How does one prompt know who to remove in different photos?
The key is describing people by their role in the scene rather than their position. A role like 'strangers in the background' or 'tourists near the monument' describes a relationship to your subject — someone who doesn't belong in your shot. That relationship exists in every photo from your album even though the strangers are in different spots, wearing different clothes, and photographed at different locations. The AI reads the scene in each photo and identifies who fits that role. This is what makes batch removal possible: you're not pointing at a specific person, you're naming a category that the AI can find independently in each frame.
What if a stranger is partly behind my subject?
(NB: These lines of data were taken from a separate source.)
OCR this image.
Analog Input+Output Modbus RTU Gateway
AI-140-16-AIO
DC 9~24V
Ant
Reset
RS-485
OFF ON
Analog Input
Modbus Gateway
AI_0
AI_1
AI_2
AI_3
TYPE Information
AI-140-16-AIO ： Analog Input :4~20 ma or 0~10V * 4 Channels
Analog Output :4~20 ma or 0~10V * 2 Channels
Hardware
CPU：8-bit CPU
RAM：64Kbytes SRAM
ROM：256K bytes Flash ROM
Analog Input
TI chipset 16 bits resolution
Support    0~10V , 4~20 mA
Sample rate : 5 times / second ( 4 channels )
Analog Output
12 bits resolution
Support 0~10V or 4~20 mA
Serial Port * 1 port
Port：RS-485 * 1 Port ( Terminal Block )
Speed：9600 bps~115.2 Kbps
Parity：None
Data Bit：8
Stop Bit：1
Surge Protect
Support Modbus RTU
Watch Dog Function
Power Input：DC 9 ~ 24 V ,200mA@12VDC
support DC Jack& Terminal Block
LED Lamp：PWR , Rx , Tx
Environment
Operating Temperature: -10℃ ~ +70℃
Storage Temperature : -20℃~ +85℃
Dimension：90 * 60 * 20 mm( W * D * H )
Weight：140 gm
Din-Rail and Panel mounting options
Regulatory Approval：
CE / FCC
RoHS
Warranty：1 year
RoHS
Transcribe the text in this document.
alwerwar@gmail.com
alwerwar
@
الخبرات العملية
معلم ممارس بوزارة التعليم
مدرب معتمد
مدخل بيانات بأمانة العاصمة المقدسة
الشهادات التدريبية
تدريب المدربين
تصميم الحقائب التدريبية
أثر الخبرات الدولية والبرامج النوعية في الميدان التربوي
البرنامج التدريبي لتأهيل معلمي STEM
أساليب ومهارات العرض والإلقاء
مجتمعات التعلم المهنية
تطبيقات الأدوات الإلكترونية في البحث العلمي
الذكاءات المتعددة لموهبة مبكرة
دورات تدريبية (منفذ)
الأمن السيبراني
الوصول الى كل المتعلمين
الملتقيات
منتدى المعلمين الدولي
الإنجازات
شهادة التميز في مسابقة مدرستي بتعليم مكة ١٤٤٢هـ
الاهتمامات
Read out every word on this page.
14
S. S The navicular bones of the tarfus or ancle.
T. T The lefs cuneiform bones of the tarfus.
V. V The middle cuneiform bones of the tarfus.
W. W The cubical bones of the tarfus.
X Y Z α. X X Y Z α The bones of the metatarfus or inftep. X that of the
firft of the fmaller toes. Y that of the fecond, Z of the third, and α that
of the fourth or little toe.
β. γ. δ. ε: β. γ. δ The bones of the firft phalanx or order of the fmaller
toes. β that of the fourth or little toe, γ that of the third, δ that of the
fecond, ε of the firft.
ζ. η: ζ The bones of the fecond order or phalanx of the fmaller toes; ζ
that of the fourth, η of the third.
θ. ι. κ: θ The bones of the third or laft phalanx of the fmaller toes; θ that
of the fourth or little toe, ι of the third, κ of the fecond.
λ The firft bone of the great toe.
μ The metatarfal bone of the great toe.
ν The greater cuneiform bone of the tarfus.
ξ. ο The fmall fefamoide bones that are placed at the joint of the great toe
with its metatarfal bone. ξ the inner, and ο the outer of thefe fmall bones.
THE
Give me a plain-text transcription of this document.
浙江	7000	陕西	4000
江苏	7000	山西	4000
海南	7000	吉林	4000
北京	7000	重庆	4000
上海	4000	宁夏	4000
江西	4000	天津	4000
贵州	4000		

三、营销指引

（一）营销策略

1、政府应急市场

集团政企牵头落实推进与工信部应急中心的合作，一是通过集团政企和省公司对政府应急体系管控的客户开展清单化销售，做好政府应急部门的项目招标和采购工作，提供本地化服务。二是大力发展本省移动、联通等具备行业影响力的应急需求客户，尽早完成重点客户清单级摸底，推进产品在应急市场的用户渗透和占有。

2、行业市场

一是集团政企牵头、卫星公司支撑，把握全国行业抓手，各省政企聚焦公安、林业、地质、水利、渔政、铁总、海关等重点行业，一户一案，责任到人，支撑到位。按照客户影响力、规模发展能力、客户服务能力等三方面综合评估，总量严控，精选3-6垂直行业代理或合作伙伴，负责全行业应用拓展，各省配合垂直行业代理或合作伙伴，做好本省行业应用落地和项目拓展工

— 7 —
When a stranger is partially overlapping your subject — peeking out from behind a shoulder, or standing so close they share an edge — the AI has to infer what's behind the stranger and reconstruct it without disturbing your subject. It often works, but it's the scenario most likely to need a solo pass. Open that specific photo, use the marker tool to circle the stranger, and run it individually. You'll also want to zoom in on the fill quality where they were standing.
How many photos can I remove people from at once?
Up to 25 photos per batch. If your album is larger, run it in two batches. Each batch uses the same prompt, so the second run is just another drop-and-go.
Does one prompt really edit every photo in the batch?
Yes — you type one instruction and it applies to all photos in the drop. If different photos need genuinely different instructions (removing a person versus fixing something else), run them as separate batches.
What does it cost to remove people from multiple photos?
1 credit per photo. Packs: 10 photos for $4.99, 25 photos for $9.99 (40¢ per photo), 50 for $17.99, 100 for $29.99. When you drop your photos and hit run, the checkout preselects the smallest pack that covers your batch — so a 12-photo batch opens with the 25-pack preselected.
Is there a free option?
Your first single-photo edit each week is free — try it on one photo before running the album. Batch runs use credits (1 per photo).
How long does a batch take?
About 30 seconds per photo, with two photos processing at the same time on desktop. A 10-photo batch takes roughly 5 minutes. Results appear in the grid as each photo completes — you don't wait for all of them before seeing the first ones.
Do I need an account to run a batch?
Yes — credits attach to your account, and results save to your library. You'll sign in with a magic link (no password) when you check out. The account is created automatically if you don't have one.
What image formats are supported?
JPG, PNG, WebP, and HEIC. HEIC files from iPhone cameras are converted automatically before processing — you don't need to convert them manually.
What happens if one photo fails?
Failed photos are refunded automatically. The rest of your batch completes normally. You can then run the failed photo separately with more specific instructions or the marker tool.
How much does EditThisPic cost?
You get 1 free edit per week — no account needed. After that, credit packs start at $1.99 for 3 edits. Monthly plans start at $4.99/mo for 20 edits with unused credits rolling over. All edits are full resolution with no watermark.